A musa do pornaso certamente não é pudica e provavelmente seria o “Abaporútero” que ilustra a capa do livro. Movimento Pornaso, de Diego Moreira e Zé Amorim, é um livro precioso nestes tempos em que os ventos da falsa pudicícia grassam no autodenominado “país do carnaval”. Somos o país do carnaval, mas também resolvemos ser o país que fecha exposições de “arte profana”…
O título já dá ideia do tom da obra. Movimento Pornaso é gozação (palavra que não é impune neste livro) com o Parnaso (movimento literário que me aterrorizou no Ensino Médio) – e foi um prazer inenarrável ver o “Vaso Grego” (de Alberto Oliveira) derrubado dos cumes da torre de marfim e transformado em vaso de “barrego”, no poema de Diego Moreira.
Talvez haja algum prazer iconoclasta nas muitas paródias que o leitor encontrará ao longo da obra: desde o Vaso Grego, passando pela Canção do Emílio (Canção do Exílio, de Gonçalves Dias) e chegando em A Falsa (A Valsa, de Casimiro de Abreu).

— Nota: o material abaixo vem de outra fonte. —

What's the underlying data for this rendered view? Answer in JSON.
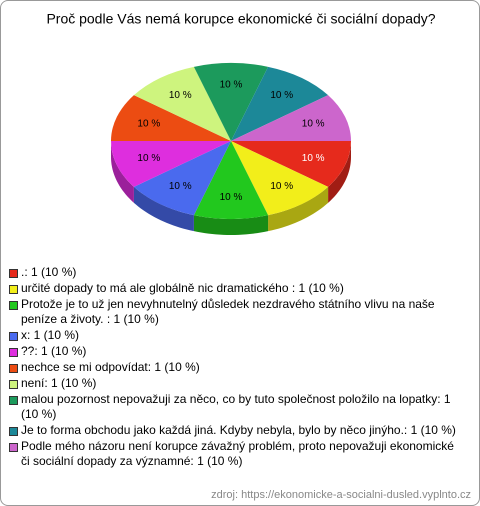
{
  "chart_data": {
    "type": "pie3d",
    "title": "Proč podle Vás nemá korupce ekonomické či sociální dopady?",
    "categories": [
      ".: 1 (10 %)",
      "určité dopady to má ale globálně nic dramatického : 1 (10 %)",
      "Protože je to už jen nevyhnutelný důsledek nezdravého státního vlivu na naše peníze a životy. : 1 (10 %)",
      "x: 1 (10 %)",
      "??: 1 (10 %)",
      "nechce se mi odpovídat: 1 (10 %)",
      "není: 1 (10 %)",
      "malou pozornost nepovažuji za něco, co by tuto společnost položilo na lopatky: 1 (10 %)",
      "Je to forma obchodu jako každá jiná. Kdyby nebyla, bylo by něco jinýho.: 1 (10 %)",
      "Podle mého názoru není korupce závažný problém, proto nepovažuji ekonomické či sociální dopady za významné: 1 (10 %)"
    ],
    "values": [
      10,
      10,
      10,
      10,
      10,
      10,
      10,
      10,
      10,
      10
    ],
    "value_labels": [
      "10 %",
      "10 %",
      "10 %",
      "10 %",
      "10 %",
      "10 %",
      "10 %",
      "10 %",
      "10 %",
      "10 %"
    ],
    "colors": [
      "#e62a1c",
      "#f2ee1a",
      "#22c81e",
      "#4a6aee",
      "#de2ede",
      "#ec4c12",
      "#cef47e",
      "#1c9a5c",
      "#1c8898",
      "#cc66cc"
    ],
    "source": "zdroj: https://ekonomicke-a-socialni-dusled.vyplnto.cz"
  }
}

Abunda o baixo ventre no Movimento Pornaso. Mais importante: abunda o corpo. Cultura também é sobre baixo ventre, sobre corpo, sobre detalhes anatômicos (ou partes não tão miúdas, conforme leremos em “Homenagem ao Jumental Garanho”, de Moreira). Duvidam? Bakhtin está aí para provar…
Abundam figuras marginalizadas, abundam idas ao puteiro, abundam cornos e, naturalmente, bundas.
Nos tempos do nude (ninguém nunca fez nem fará), resta uma reflexão: se escondemos nosso rosto, mostramos o corpo. Será que, na verdade, temos vergonha do rosto?
A poesia e o erótico andam próximas há muito tempo, como fazem questão de nos lembrar os autores, quando usam um famoso poema de Catulo como epígrafe à sua obra (Poema 16, em uma tradução deveras pudica, aliás). No Brasil, já tivemos Gregório de Matos e até alguns nomes muitíssimo insuspeitos já escreveram poesia erótica. De leve. Mas erótica.
Teremos contato com diversas formas poéticas, especialmente sonetos (quase sempre da pena de Moreira) e preciosos poemas curtos, quase sempre de Zé Amorim. Transcrevo, aqui, um que me chamou atenção:
“Cacofonia mamária”
“Camões inicia um soneto com o verso
‘Alma minha gentil, que te partiste’.
Pessoa inicia o Pastor amoroso com o verso
‘Quando eu não te tinha’.
Por isso, meu irmão, sei os bons poetas que são.”
Amorim chama atenção a cacofonias em grandes mestres da língua portuguesa e isto faz o leitor rir: também eles teriam um pezinho no Pornaso?
Noutro brevíssimo poema de Zé Amorim, temos:
“Moda genital”
“É tudo invertido:
O que era pra estar nu,
Está bem vestido”.
Aqui vai-se no mesmo sentido de uma possível leitura de “Erro de Português”, de Oswald de Andrade. Demais, nos tempos do nude (ninguém nunca fez nem fará), resta uma reflexão: se escondemos nosso rosto, mostramos o corpo. Será que, na verdade, temos vergonha do rosto? Nelson Rodrigues teria razão quando disse que “só o rosto é indecente. Do pescoço para baixo podia-se andar nu”?
Também é mérito dos poetas do Pornaso o uso da mesóclise, ela mesma. Obviamente, não com as intenções que fizeram esta forma “jurássica” da língua frequentar o noticiário, há algum tempo. Em poema sem título e com três linhas, Zé Amorim arremata: “fá-lo-ia”.
De tempos em tempos, aparecem livros e autores corajosos a tratar do corpo e do sexo de modo tão explícito. Ainda bem. Eu não tenho esta coragem e admiro quem tenha, especialmente em tempos que a velha tísica (devo a imagem a Diego Moreira) chamada falsa moralidade anda dando bengaladas por aí.